The Bryan Air Force Base, which closed in 1961, is now home to Texas A&M’s Riverside Campus. But Perry’s office says the grant fits perfectly with the recently expanded mission of the commission: to leverage Texas’ science and technology to meet current and future defense needs. And they note the money goes to the city and county, not A&M.  

“Grant recipients underwent a competitive application process to ensure that these limited funds were awarded to projects that could provide the highest and best use of the funds,” says Perry spokeswoman Lucy Nashed. The project shows “significant potential for innovation in medical technology and job creation.” 

The technology involved could shorten vaccine production to “a fraction of the current time,” according to a Texas A&M news release, by using “tobacco plants rather than the current egg-based vaccine technology.”

But political watchdogs question whether the project is another example of Perry’s beloved Texas A&M getting priority treatment at the hands of a commission he appointed. Last year, Perry’s office came under fire for moving $50 million from the Texas Enterprise Fund, which lawmakers had earmarked for attracting companies to Texas, into an account used for new technology programs — where it was spent on the A&M University System’s new National Center for Therapeutics Manufacturing. The grant was the largest by far from a fund that had never before been used to construct university buildings, and the inter-fund money transfer was the first of its kind.

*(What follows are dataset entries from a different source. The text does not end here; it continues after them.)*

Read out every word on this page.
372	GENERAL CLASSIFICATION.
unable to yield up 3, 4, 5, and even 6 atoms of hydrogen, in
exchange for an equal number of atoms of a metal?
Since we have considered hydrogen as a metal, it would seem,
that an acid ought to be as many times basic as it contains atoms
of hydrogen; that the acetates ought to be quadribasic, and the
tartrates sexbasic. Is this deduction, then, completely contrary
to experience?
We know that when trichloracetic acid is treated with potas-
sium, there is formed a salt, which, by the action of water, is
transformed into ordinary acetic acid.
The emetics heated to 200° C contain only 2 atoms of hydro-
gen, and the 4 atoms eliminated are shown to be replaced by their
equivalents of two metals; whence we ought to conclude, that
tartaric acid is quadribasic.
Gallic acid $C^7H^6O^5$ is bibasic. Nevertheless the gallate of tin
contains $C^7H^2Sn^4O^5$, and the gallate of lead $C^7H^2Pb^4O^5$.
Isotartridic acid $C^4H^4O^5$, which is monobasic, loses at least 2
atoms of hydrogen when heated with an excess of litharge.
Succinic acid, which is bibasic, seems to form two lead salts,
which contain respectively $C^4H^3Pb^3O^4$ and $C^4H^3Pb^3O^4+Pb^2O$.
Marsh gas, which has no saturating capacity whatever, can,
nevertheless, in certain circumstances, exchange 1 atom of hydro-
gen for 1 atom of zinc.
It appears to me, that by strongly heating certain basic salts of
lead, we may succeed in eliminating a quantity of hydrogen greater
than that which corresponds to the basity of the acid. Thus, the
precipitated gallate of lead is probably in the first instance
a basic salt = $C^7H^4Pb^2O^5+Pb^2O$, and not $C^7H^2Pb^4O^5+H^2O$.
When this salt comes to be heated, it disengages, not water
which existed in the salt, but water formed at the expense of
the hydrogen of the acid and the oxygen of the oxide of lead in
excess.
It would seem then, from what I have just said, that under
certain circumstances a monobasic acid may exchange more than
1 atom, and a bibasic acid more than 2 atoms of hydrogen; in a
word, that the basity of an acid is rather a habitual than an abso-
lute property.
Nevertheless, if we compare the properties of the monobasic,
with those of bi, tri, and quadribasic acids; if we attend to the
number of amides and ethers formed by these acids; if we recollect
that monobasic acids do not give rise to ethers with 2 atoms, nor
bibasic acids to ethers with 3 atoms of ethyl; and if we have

“This is a pattern and practice — that [Perry’s office] takes funds designed to help the hardest-hit communities and moves them back over toward A&M,” says Tom “Smitty” Smith, director of the watchdog group Public Citizen’s Texas office. “It’s his alma mater, and there are a lot of folks from that community who appreciate the governor’s efforts and reward him with votes and other assistance.”

The Military Preparedness Commission, which is ultimately accountable to the governor's office, was designed in 2003 to help create jobs in communities hamstrung by base closures. During the last two legislative sessions, lawmakers expanded the purview of the commission’s grant program so that communities that have seen “expanded military missions” as a result of the BRAC process could also apply. In other words, the grants first designed to aid communities losing military installations can now, after legislative tinkering, be used to aid communities that actually gained military investment.

The A&M project qualifies as one of those on the positive side of the ledger, its biggest supporters say. In the last decade, the region and the university system have become an important research and recruitment outpost for the Department of Defense, a responsibility that has only grown in the face of statewide base closures. 

With the help of the state grant, the GreenVax project "will really bring the pharmaceutical industry and manufacturing jobs to Texas, from the east and west coast and beyond,” says Joey Dunn, Bryan’s deputy city manager.

Still, some questions linger about the commission's grant selection process. A 2009 report on the Military Preparedness Commission by the state board that periodically reviews agencies and commissions found that the defense grants selection process did not “ensure fair and consistent treatment of grant applicants.” The grant review panel allowed some communities that weren’t recommended for grants to go back and amend their proposals after the fact, the review found, and then those communities were awarded money.

“I can understand some people's reluctance [to support the GreenVax proposal], because they can’t pin it to a specific city or community that was affected by BRAC,” says Commissioner Charlie Powell of San Angelo, who voted for the project. “But in a macro sense, Texas was certainly affected by BRAC. It may be a stretch, but this project affects every city that enjoys a military presence.”